E foi nenhum, nem outro.
– Aqui, tu só vai conseguir vender cachaça, meu filho. Ouviu o conselho de um dos dois irmãos, comerciantes bem-sucedidos. Ganhou uma caixa de caninha 61 de um deles para começar. Com a aguardente, faria o seu primeiro capital de giro.
Faltava ainda a autorização da Prefeitura de Rio Branco. E não diferente de como é hoje com Marcus Alexandre, Bigode foi falar com o Kalume. O Jorge Kalume, tradicional político da Arena, governador biônico da ditadura e que em 1988 virou o alcaide.
– O Kalume morava ali onde hoje é a Habitasa. Corri lá na casa dele e estava saindo no seu Aero Willys preto. Nem por isso, deixou de me atender. Pediu para o motorista parar. Eu embarquei e ele ouviu meus apelos, indo comigo até o local.
Área limpa e construção autorizada pelo prefeito, ele correu para o abraço. A classificação de terceira não é depreciativa. É como está no alvará de funcionamento, porque a concessão não permite sinuca, nem mesinhas com cadeiras, nem jukebox.

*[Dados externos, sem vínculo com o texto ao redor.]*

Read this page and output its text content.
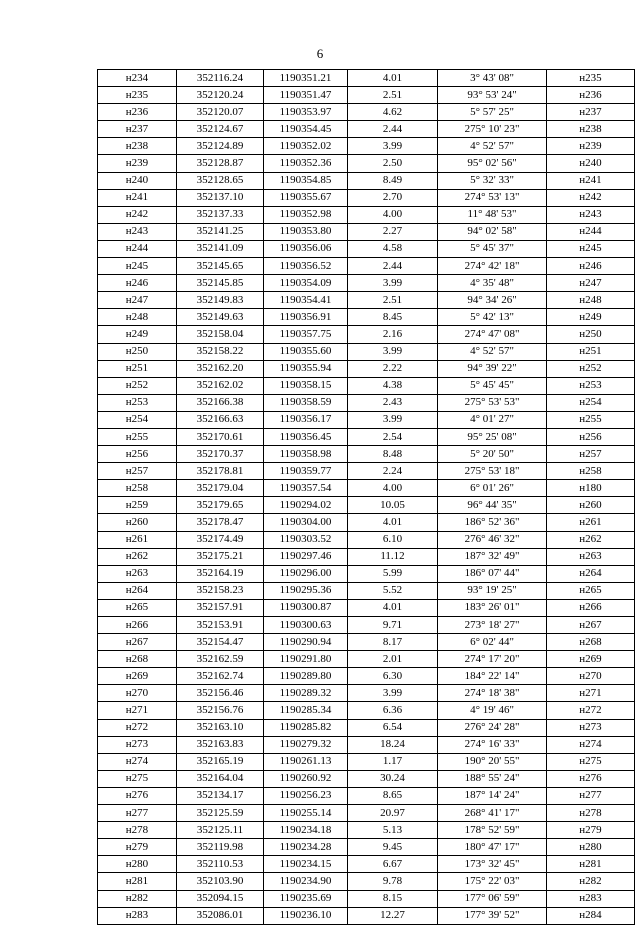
6
н234	352116.24	1190351.21	4.01	3° 43' 08"	н235
н235	352120.24	1190351.47	2.51	93° 53' 24"	н236
н236	352120.07	1190353.97	4.62	5° 57' 25"	н237
н237	352124.67	1190354.45	2.44	275° 10' 23"	н238
н238	352124.89	1190352.02	3.99	4° 52' 57"	н239
н239	352128.87	1190352.36	2.50	95° 02' 56"	н240
н240	352128.65	1190354.85	8.49	5° 32' 33"	н241
н241	352137.10	1190355.67	2.70	274° 53' 13"	н242
н242	352137.33	1190352.98	4.00	11° 48' 53"	н243
н243	352141.25	1190353.80	2.27	94° 02' 58"	н244
н244	352141.09	1190356.06	4.58	5° 45' 37"	н245
н245	352145.65	1190356.52	2.44	274° 42' 18"	н246
н246	352145.85	1190354.09	3.99	4° 35' 48"	н247
н247	352149.83	1190354.41	2.51	94° 34' 26"	н248
н248	352149.63	1190356.91	8.45	5° 42' 13"	н249
н249	352158.04	1190357.75	2.16	274° 47' 08"	н250
н250	352158.22	1190355.60	3.99	4° 52' 57"	н251
н251	352162.20	1190355.94	2.22	94° 39' 22"	н252
н252	352162.02	1190358.15	4.38	5° 45' 45"	н253
н253	352166.38	1190358.59	2.43	275° 53' 53"	н254
н254	352166.63	1190356.17	3.99	4° 01' 27"	н255
н255	352170.61	1190356.45	2.54	95° 25' 08"	н256
н256	352170.37	1190358.98	8.48	5° 20' 50"	н257
н257	352178.81	1190359.77	2.24	275° 53' 18"	н258
н258	352179.04	1190357.54	4.00	6° 01' 26"	н180
н259	352179.65	1190294.02	10.05	96° 44' 35"	н260
н260	352178.47	1190304.00	4.01	186° 52' 36"	н261
н261	352174.49	1190303.52	6.10	276° 46' 32"	н262
н262	352175.21	1190297.46	11.12	187° 32' 49"	н263
н263	352164.19	1190296.00	5.99	186° 07' 44"	н264
н264	352158.23	1190295.36	5.52	93° 19' 25"	н265
н265	352157.91	1190300.87	4.01	183° 26' 01"	н266
н266	352153.91	1190300.63	9.71	273° 18' 27"	н267
н267	352154.47	1190290.94	8.17	6° 02' 44"	н268
н268	352162.59	1190291.80	2.01	274° 17' 20"	н269
н269	352162.74	1190289.80	6.30	184° 22' 14"	н270
н270	352156.46	1190289.32	3.99	274° 18' 38"	н271
н271	352156.76	1190285.34	6.36	4° 19' 46"	н272
н272	352163.10	1190285.82	6.54	276° 24' 28"	н273
н273	352163.83	1190279.32	18.24	274° 16' 33"	н274
н274	352165.19	1190261.13	1.17	190° 20' 55"	н275
н275	352164.04	1190260.92	30.24	188° 55' 24"	н276
н276	352134.17	1190256.23	8.65	187° 14' 24"	н277
н277	352125.59	1190255.14	20.97	268° 41' 17"	н278
н278	352125.11	1190234.18	5.13	178° 52' 59"	н279
н279	352119.98	1190234.28	9.45	180° 47' 17"	н280
н280	352110.53	1190234.15	6.67	173° 32' 45"	н281
н281	352103.90	1190234.90	9.78	175° 22' 03"	н282
н282	352094.15	1190235.69	8.15	177° 06' 59"	н283
н283	352086.01	1190236.10	12.27	177° 39' 52"	н284
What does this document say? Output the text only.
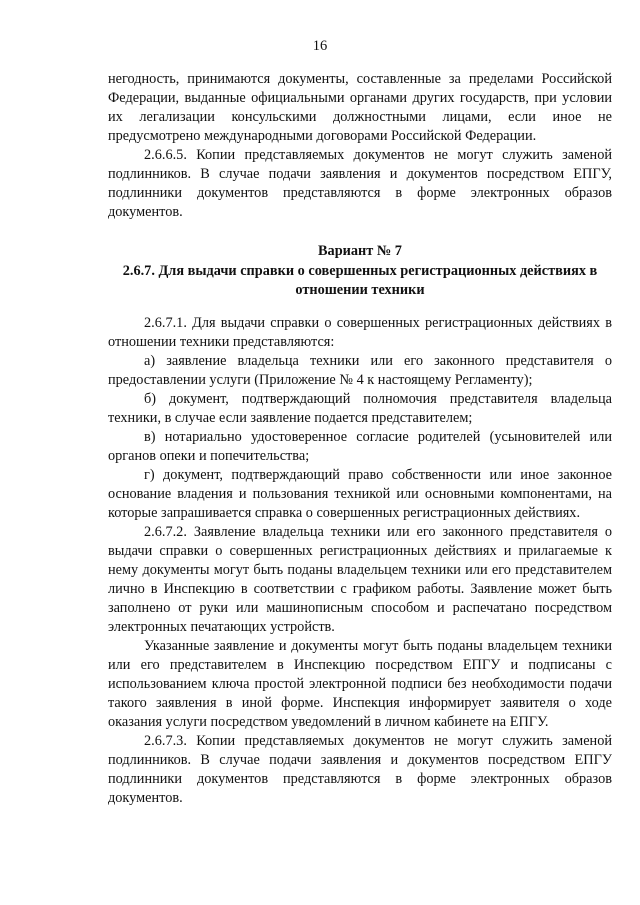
16

негодность, принимаются документы, составленные за пределами Российской Федерации, выданные официальными органами других государств, при условии их легализации консульскими должностными лицами, если иное не предусмотрено международными договорами Российской Федерации.

2.6.6.5. Копии представляемых документов не могут служить заменой подлинников. В случае подачи заявления и документов посредством ЕПГУ, подлинники документов представляются в форме электронных образов документов.

Вариант № 7

2.6.7. Для выдачи справки о совершенных регистрационных действиях в отношении техники

2.6.7.1. Для выдачи справки о совершенных регистрационных действиях в отношении техники представляются:

а) заявление владельца техники или его законного представителя о предоставлении услуги (Приложение № 4 к настоящему Регламенту);

б) документ, подтверждающий полномочия представителя владельца техники, в случае если заявление подается представителем;

в) нотариально удостоверенное согласие родителей (усыновителей или органов опеки и попечительства;

г) документ, подтверждающий право собственности или иное законное основание владения и пользования техникой или основными компонентами, на которые запрашивается справка о совершенных регистрационных действиях.

2.6.7.2. Заявление владельца техники или его законного представителя о выдачи справки о совершенных регистрационных действиях и прилагаемые к нему документы могут быть поданы владельцем техники или его представителем лично в Инспекцию в соответствии с графиком работы. Заявление может быть заполнено от руки или машинописным способом и распечатано посредством электронных печатающих устройств.

Указанные заявление и документы могут быть поданы владельцем техники или его представителем в Инспекцию посредством ЕПГУ и подписаны с использованием ключа простой электронной подписи без необходимости подачи такого заявления в иной форме. Инспекция информирует заявителя о ходе оказания услуги посредством уведомлений в личном кабинете на ЕПГУ.

2.6.7.3. Копии представляемых документов не могут служить заменой подлинников. В случае подачи заявления и документов посредством ЕПГУ подлинники документов представляются в форме электронных образов документов.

Mas o local não deixa de ser animado pelo rádio portátil chinês Premier sintonizado na Difusora. Na ‘cocheira’, sal grosso e na vasilha, nacos de pepino, limão e acerola.
– Esta é a ração pra boi e eu também me considero um.
Aponta para o calendário da agropecuária que fixou na travessa de madeira. Na foto, há um garrote nelore. E ele tasca: – Tu se parece muito com ele, repórter!
Hoje, aos 69 anos, o irmão caçula de um dos comerciantes mais tradicionais da cidade, o ‘Chefe’, do bazar homônimo, na avenida Epaminondas Jácome, se sente feliz. O bar, tocado agora com a ajuda do sobrinho, é a extensão da sua casa.
– Já disse a amigos e à família. Daqui, só saio à sepultura. Aqui, nesse cantinho, sou o homem mais realizado do mundo.